Это был Тим-Гар Рашку, отставной дозер, то есть, извините, штаб-бригадир Гвардии и в прошлом окружной особоуполномоченный Департамента Общественного Здоровья… Говорят, раньше им пугали детей, но Лимон помнил его просто как желчного старика, живущего где-то за городом. Иногда он встречал его в кино. Господин Рашку очень любил кино. И в магазине «У Пёстрого». Там бывший особоуполномоченный покупал чёрную настойку горного барбариса. В больших количествах. У него болела печень. Он загружал бутылками коляску старого армейского «барсука» и уезжал с оглушительным треском, оставляя за собой синий выхлоп скверного бензина.

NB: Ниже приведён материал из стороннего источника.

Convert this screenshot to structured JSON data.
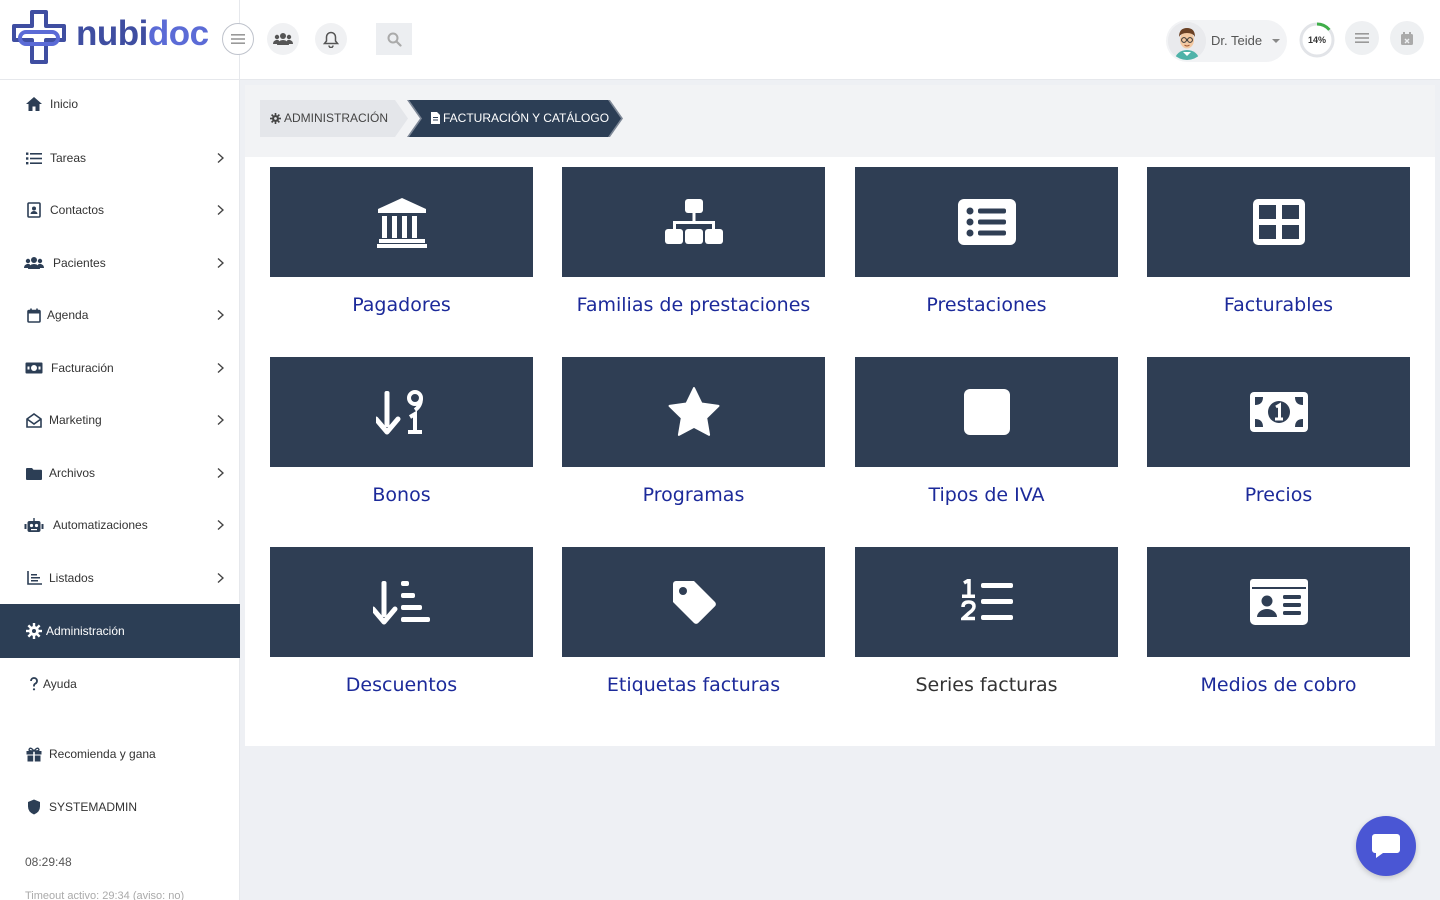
{
  "brand": {
    "part1": "nubi",
    "part2": "doc",
    "accent": "#4a56d4"
  },
  "user": {
    "name": "Dr. Teide",
    "progress_label": "14%",
    "progress": 0.14
  },
  "sidebar": {
    "items": [
      {
        "label": "Inicio",
        "icon": "home-icon"
      },
      {
        "label": "Tareas",
        "icon": "list-icon"
      },
      {
        "label": "Contactos",
        "icon": "address-book-icon"
      },
      {
        "label": "Pacientes",
        "icon": "users-icon"
      },
      {
        "label": "Agenda",
        "icon": "calendar-icon"
      },
      {
        "label": "Facturación",
        "icon": "money-icon"
      },
      {
        "label": "Marketing",
        "icon": "envelope-open-icon"
      },
      {
        "label": "Archivos",
        "icon": "folder-icon"
      },
      {
        "label": "Automatizaciones",
        "icon": "robot-icon"
      },
      {
        "label": "Listados",
        "icon": "chart-list-icon"
      },
      {
        "label": "Administración",
        "icon": "gear-icon"
      },
      {
        "label": "Ayuda",
        "icon": "question-icon"
      },
      {
        "label": "Recomienda y gana",
        "icon": "gift-icon"
      },
      {
        "label": "SYSTEMADMIN",
        "icon": "shield-icon"
      }
    ],
    "clock": "08:29:48",
    "timeout": "Timeout activo: 29:34 (aviso: no)"
  },
  "breadcrumb": {
    "level1": "ADMINISTRACIÓN",
    "level2": "FACTURACIÓN Y CATÁLOGO"
  },
  "tiles": [
    {
      "label": "Pagadores",
      "icon": "bank-icon"
    },
    {
      "label": "Familias de prestaciones",
      "icon": "sitemap-icon"
    },
    {
      "label": "Prestaciones",
      "icon": "list-alt-icon"
    },
    {
      "label": "Facturables",
      "icon": "grid-icon"
    },
    {
      "label": "Bonos",
      "icon": "sort-numeric-down-icon"
    },
    {
      "label": "Programas",
      "icon": "star-icon"
    },
    {
      "label": "Tipos de IVA",
      "icon": "square-icon"
    },
    {
      "label": "Precios",
      "icon": "money-bill-icon"
    },
    {
      "label": "Descuentos",
      "icon": "sort-amount-down-icon"
    },
    {
      "label": "Etiquetas facturas",
      "icon": "tag-icon"
    },
    {
      "label": "Series facturas",
      "icon": "numbered-list-icon"
    },
    {
      "label": "Medios de cobro",
      "icon": "id-card-icon"
    }
  ]
}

Говорили, что и бензин он гонит сам, добывая нефть из заброшенного хранилища, и разводит чудовищных лесных собак…
Всё это вспомнилось Лимону за какой-то миг, а потом он поставил пистолет на предохранитель и сунул его за пояс.

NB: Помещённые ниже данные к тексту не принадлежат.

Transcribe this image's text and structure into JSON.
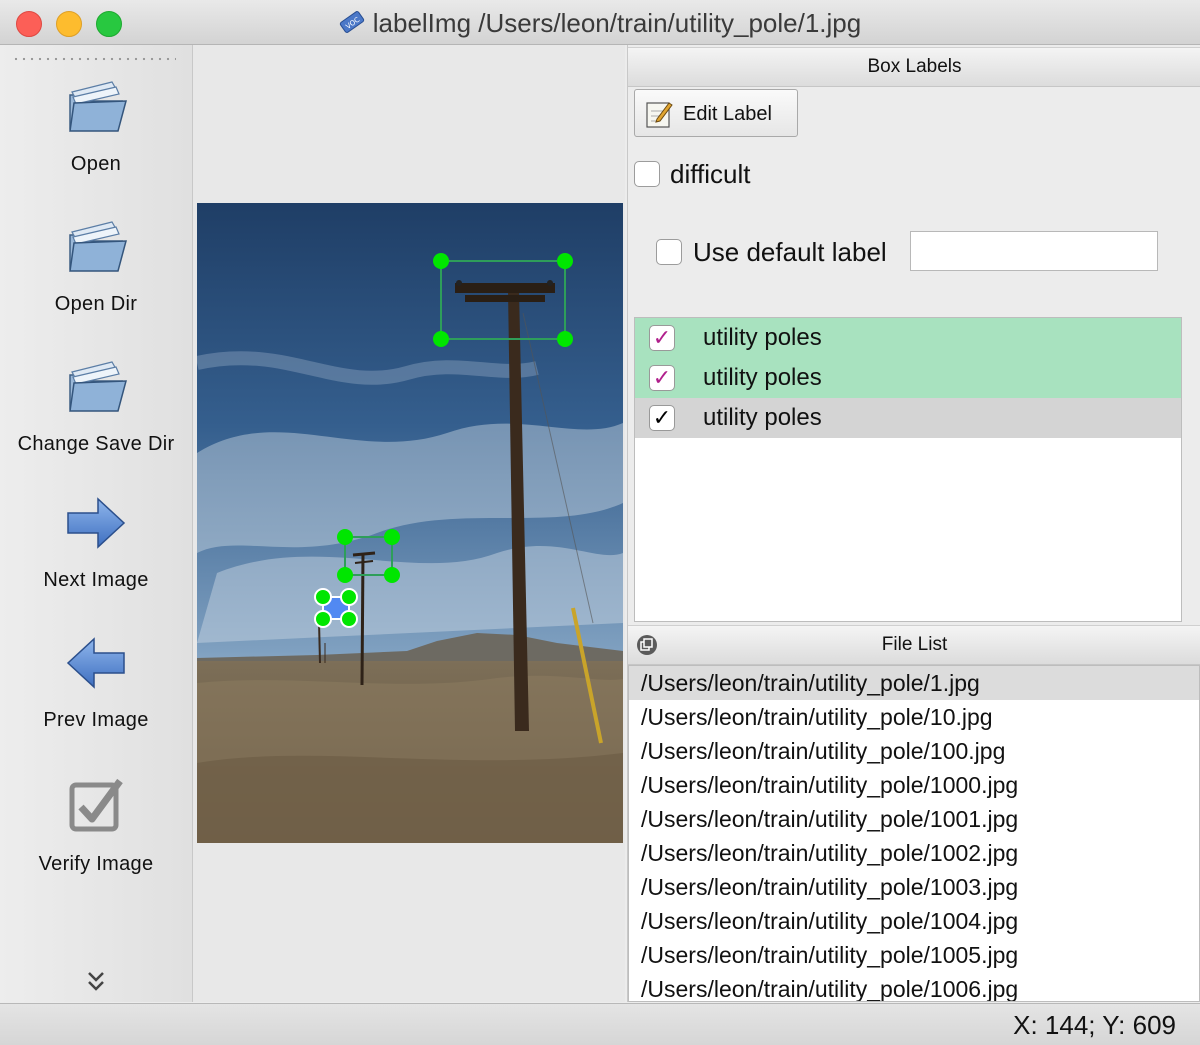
{
  "window": {
    "title": "labelImg /Users/leon/train/utility_pole/1.jpg",
    "app_icon": "voc-tag-icon"
  },
  "toolbar": {
    "items": [
      {
        "label": "Open",
        "icon": "folder-icon"
      },
      {
        "label": "Open Dir",
        "icon": "folder-icon"
      },
      {
        "label": "Change Save Dir",
        "icon": "folder-icon"
      },
      {
        "label": "Next Image",
        "icon": "arrow-right-icon"
      },
      {
        "label": "Prev Image",
        "icon": "arrow-left-icon"
      },
      {
        "label": "Verify Image",
        "icon": "checkbox-icon"
      }
    ],
    "more_icon": "double-chevron-down-icon"
  },
  "box_labels": {
    "title": "Box Labels",
    "edit_label_button": "Edit Label",
    "difficult_label": "difficult",
    "difficult_checked": false,
    "use_default_label": "Use default label",
    "use_default_checked": false,
    "default_label_value": "",
    "labels": [
      {
        "text": "utility poles",
        "checked": true,
        "highlight": "#a8e2bf",
        "check_color": "#b0208c"
      },
      {
        "text": "utility poles",
        "checked": true,
        "highlight": "#a8e2bf",
        "check_color": "#b0208c"
      },
      {
        "text": "utility poles",
        "checked": true,
        "highlight": "#d4d4d4",
        "check_color": "#000000"
      }
    ]
  },
  "file_list": {
    "title": "File List",
    "files": [
      "/Users/leon/train/utility_pole/1.jpg",
      "/Users/leon/train/utility_pole/10.jpg",
      "/Users/leon/train/utility_pole/100.jpg",
      "/Users/leon/train/utility_pole/1000.jpg",
      "/Users/leon/train/utility_pole/1001.jpg",
      "/Users/leon/train/utility_pole/1002.jpg",
      "/Users/leon/train/utility_pole/1003.jpg",
      "/Users/leon/train/utility_pole/1004.jpg",
      "/Users/leon/train/utility_pole/1005.jpg",
      "/Users/leon/train/utility_pole/1006.jpg"
    ],
    "selected_index": 0
  },
  "status": {
    "coords": "X: 144; Y: 609"
  },
  "colors": {
    "box_handle": "#00e600",
    "box_line": "#2e9e5a",
    "selected_box_fill": "#3a7bff"
  }
}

– Пойдёмте, господин Рашку, – сказал Лимон. – Ребята, свои! Только собаку тут оставьте…
– Это не собака, – сказал Рашку. – Не совсем собака. Мой друг Поль с вами?
– Да. Только… Посветите, пожалуйста, под ноги. Он живой, но без сознания…

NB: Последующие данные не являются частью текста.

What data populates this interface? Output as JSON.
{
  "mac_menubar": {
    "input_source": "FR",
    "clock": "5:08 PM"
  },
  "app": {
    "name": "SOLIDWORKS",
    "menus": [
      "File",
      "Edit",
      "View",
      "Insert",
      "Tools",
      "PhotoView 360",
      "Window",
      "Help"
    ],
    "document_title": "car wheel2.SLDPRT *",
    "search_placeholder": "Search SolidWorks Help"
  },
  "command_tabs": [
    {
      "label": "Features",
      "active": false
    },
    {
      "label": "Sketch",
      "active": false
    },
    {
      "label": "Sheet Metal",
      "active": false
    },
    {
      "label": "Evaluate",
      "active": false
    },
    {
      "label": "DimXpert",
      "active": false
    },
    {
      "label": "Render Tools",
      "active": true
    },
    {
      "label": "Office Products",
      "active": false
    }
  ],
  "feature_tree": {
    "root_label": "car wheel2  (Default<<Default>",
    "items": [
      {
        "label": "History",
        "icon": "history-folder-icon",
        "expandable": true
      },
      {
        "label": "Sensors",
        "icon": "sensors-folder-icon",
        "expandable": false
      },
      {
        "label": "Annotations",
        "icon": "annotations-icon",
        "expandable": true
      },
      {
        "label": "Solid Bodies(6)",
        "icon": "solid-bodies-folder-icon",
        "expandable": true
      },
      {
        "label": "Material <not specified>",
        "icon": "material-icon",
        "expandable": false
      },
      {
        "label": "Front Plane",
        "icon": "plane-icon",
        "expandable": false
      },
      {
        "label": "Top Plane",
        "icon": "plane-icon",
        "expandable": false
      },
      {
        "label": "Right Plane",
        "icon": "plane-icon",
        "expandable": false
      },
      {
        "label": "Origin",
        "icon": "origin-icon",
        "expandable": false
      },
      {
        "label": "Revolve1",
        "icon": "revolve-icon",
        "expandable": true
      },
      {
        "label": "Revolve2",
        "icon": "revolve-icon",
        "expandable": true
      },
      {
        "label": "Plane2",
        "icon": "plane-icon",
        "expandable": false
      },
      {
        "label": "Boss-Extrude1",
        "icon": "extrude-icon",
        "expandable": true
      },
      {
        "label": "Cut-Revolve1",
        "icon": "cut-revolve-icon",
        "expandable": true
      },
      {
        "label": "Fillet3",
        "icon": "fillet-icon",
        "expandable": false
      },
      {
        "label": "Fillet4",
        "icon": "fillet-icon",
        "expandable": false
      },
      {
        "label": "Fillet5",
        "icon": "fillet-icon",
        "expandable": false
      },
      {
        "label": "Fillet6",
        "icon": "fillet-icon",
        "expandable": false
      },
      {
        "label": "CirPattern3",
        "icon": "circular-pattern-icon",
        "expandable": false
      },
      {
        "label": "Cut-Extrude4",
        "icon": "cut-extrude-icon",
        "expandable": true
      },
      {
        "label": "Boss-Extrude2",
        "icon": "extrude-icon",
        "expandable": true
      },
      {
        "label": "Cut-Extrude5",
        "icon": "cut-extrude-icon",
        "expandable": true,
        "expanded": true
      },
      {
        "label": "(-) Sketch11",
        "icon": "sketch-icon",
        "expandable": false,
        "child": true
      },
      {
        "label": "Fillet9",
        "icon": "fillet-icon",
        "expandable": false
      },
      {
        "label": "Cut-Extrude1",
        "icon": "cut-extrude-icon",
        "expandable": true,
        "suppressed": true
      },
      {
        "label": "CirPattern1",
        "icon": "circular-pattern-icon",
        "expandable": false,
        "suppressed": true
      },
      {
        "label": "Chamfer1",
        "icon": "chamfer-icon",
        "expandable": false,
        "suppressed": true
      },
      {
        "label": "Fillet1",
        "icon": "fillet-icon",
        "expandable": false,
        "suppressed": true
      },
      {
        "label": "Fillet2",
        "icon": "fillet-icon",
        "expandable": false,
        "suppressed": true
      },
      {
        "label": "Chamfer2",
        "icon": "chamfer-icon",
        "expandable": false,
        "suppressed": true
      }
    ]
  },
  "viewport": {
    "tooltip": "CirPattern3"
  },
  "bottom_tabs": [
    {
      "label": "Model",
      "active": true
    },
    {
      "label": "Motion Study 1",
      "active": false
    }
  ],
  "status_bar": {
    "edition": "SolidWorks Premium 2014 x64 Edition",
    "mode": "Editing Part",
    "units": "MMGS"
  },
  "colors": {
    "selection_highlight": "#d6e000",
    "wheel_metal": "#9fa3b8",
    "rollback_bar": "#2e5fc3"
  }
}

– Он совсем не похож на меня.
Никогда в его комнате спящей
Неведомое над изголовьем его не склонялось
И не касалось губами
Его горячего лба, – продолжал Рашку, когда они огибали дом и приближались ко входу.
– Что это за стихи? – спросил Лимон. – Верблибен? Я никогда их не слышал.
– Это Поль. Только он говорит, что не писал их, а лишь перевёл. Врёт, наверное… Сюда?
– Сюда. Ребята, мы входим, не пальните случайно…
Он правильно сделал, что предупредил. Потому что, когда полог откинулся и голубоватый свет фонаря проник внутрь, огромный пёс вырвался у господина Рашку – и с каким-то невозможным звуком, похожим скорее на орлиный клёкот, бросился на грудь Полю! А тот, треща и хрустя, как связка хвороста, стремительно сел, обхватил пса за шею и замер…
Глава тринадцатая
– …и я не то чтобы совсем к ним переехал с имуществом, но как бы на правах постоянного гостя был… в старину, если книжки читали, знаете, что в обычае было у господ – приезжать к соседу поохотиться, там, или порыбачить, да и оставаться на год, на три, а то и побольше. А что? – развлечений вокруг мало, всё земледельцы да монахи, а тут люди твоего круга – вот и не отпускали их… Честно скажу, была у меня корысть, и сильная корысть. Хоть Моорс и оставил мне своих пилюль полный мешок, но со временем действие их ослабевало – то ли привыкание вырабатывалось, то ли вещества выдыхались. И, джакч, бывали вечера, когда я думал: а какого демона, массаракш?.. – взять «графа», дослать патрон – и в лоб, и конец мучениям. Почему-то именно вечерами… да. У ваших-то родных ни у кого болей нет? Ну так вы и не знаете ничего…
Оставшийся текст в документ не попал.